Renaissance Man: Week Five


    If you were born into a good family in a well-off area, then it’s unlikely that you’ve experienced mugging. You’re missing out on an essential piece of life in Cameron’s Britain.

    Mugging is gritty, real street theatre. Although a rite of passage, many students have never been mugged and without having done it before, it’s easy to feel intimidated. What should you wear? How should you behave?

    That’s where the bespoke mugging firms come in. For just a small extra commission, you can pay to be mugged at a location of your choice arranged days in advance. Optional extras include choice of weapon, and a variety of injuries inflicted.

    It’s a service many moving to London find incredibly useful. Local crime lord ‘Shanker’ explained to me that there was a big demand in certain areas, as young middle-class graduates fresh from universities like Oxford arrived and wanted the authentic urban experience.

    “We’re catering for a new demographic, often first-time muggees,” he explained to me at a secret location in London, as he took a sip from his Starbucks coffee and read the local Shoreditch Gazette. “They’re often a bit nervous about being mugged, and you want your first time to be with somebody who’s experienced and knows what they’re doing.”

    He admits that he’s been surprised by the uptake. “Some people seem to be doing it just for fun,” he explains. Talking to a few previous clients, it seems clear that once you’ve got the mugging bug, you just can’t stop.”

    Simon has paid to be mugged over ten times. “It costs less than a trip to the National Theatre,” he explained to me. “And it’s always fantastic. Plus, what other muggers can claim to be 100% vegan and organic?” He’s started to use the surprise mugging service, where you’re jumped by gangs when you’re least expecting it.

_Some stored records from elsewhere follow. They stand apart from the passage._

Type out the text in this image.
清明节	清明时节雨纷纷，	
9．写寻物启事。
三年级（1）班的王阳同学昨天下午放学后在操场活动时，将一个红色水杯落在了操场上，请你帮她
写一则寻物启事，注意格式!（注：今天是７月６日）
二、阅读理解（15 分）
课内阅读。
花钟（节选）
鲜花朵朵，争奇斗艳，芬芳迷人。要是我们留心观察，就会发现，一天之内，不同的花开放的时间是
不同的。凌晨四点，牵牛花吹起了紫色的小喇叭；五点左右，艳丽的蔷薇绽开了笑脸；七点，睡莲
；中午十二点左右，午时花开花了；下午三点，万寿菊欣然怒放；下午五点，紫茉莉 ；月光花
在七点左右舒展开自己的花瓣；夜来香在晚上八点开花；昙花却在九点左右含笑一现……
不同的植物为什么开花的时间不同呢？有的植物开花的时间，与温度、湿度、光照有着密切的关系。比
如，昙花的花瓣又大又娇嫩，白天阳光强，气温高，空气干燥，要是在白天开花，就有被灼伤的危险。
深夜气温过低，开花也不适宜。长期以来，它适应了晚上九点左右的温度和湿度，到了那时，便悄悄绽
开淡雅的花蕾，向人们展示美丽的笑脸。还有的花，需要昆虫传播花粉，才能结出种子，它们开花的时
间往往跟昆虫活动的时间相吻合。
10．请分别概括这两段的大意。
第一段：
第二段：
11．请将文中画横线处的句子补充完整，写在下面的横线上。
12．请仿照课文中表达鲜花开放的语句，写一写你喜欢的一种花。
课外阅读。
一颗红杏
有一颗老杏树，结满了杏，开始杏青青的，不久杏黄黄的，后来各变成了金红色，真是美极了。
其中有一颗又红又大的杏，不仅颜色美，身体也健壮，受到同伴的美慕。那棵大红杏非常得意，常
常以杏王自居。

    “There was one awkward moment when I got mugged by somebody who wasn’t actually from the company. But I just look at it as a free mugging!” he jokes.

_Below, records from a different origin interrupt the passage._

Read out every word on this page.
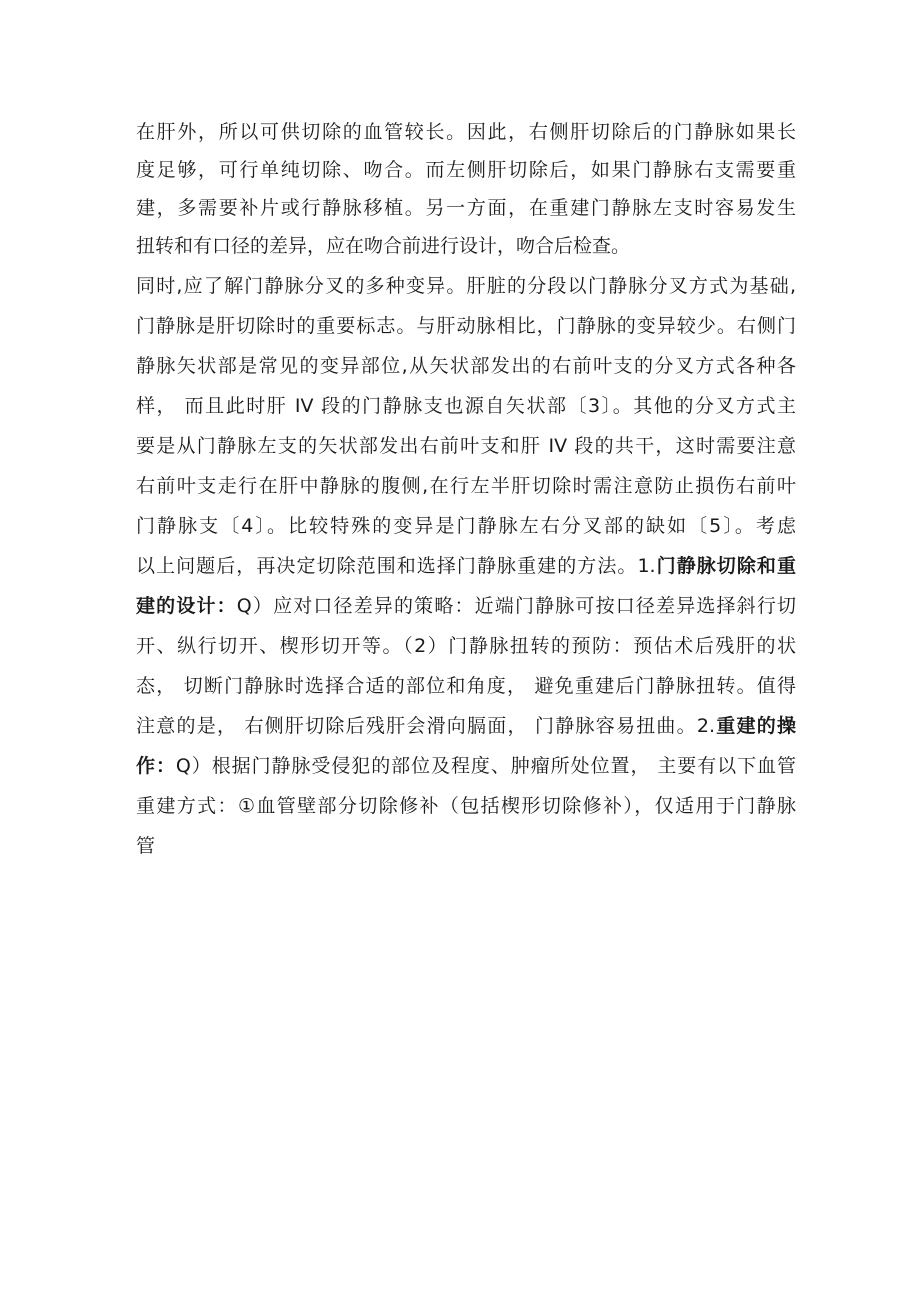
在肝外，所以可供切除的血管较长。因此，右侧肝切除后的门静脉如果长

度足够，可行单纯切除、吻合。而左侧肝切除后，如果门静脉右支需要重

建，多需要补片或行静脉移植。另一方面，在重建门静脉左支时容易发生

扭转和有口径的差异，应在吻合前进行设计，吻合后检查。

同时,应了解门静脉分叉的多种变异。肝脏的分段以门静脉分叉方式为基础,

门静脉是肝切除时的重要标志。与肝动脉相比，门静脉的变异较少。右侧门

静脉矢状部是常见的变异部位,从矢状部发出的右前叶支的分叉方式各种各

样， 而且此时肝 IV 段的门静脉支也源自矢状部〔3〕。其他的分叉方式主

要是从门静脉左支的矢状部发出右前叶支和肝 IV 段的共干，这时需要注意

右前叶支走行在肝中静脉的腹侧,在行左半肝切除时需注意防止损伤右前叶

门静脉支〔4〕。比较特殊的变异是门静脉左右分叉部的缺如〔5〕。考虑

以上问题后，再决定切除范围和选择门静脉重建的方法。1.门静脉切除和重

建的设计：Q）应对口径差异的策略：近端门静脉可按口径差异选择斜行切

开、纵行切开、楔形切开等。（2）门静脉扭转的预防：预估术后残肝的状

态， 切断门静脉时选择合适的部位和角度， 避免重建后门静脉扭转。值得

注意的是， 右侧肝切除后残肝会滑向膈面， 门静脉容易扭曲。2.重建的操

作：Q）根据门静脉受侵犯的部位及程度、肿瘤所处位置， 主要有以下血管

重建方式：①血管壁部分切除修补（包括楔形切除修补），仅适用于门静脉

管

    As I say goodbye to Shanker at the train station, he pulls a knife on me. “Give us your phone,” he says. I nervously hand it over, unsure if I’m doing it right. “That was great!” he reassures me, as he hands me a mugging receipt. “Nice doing business with you.”

    Getting mugged is something you can’t usually put a price on, but in this case you can: whatever you have on you, plus a 15% commission.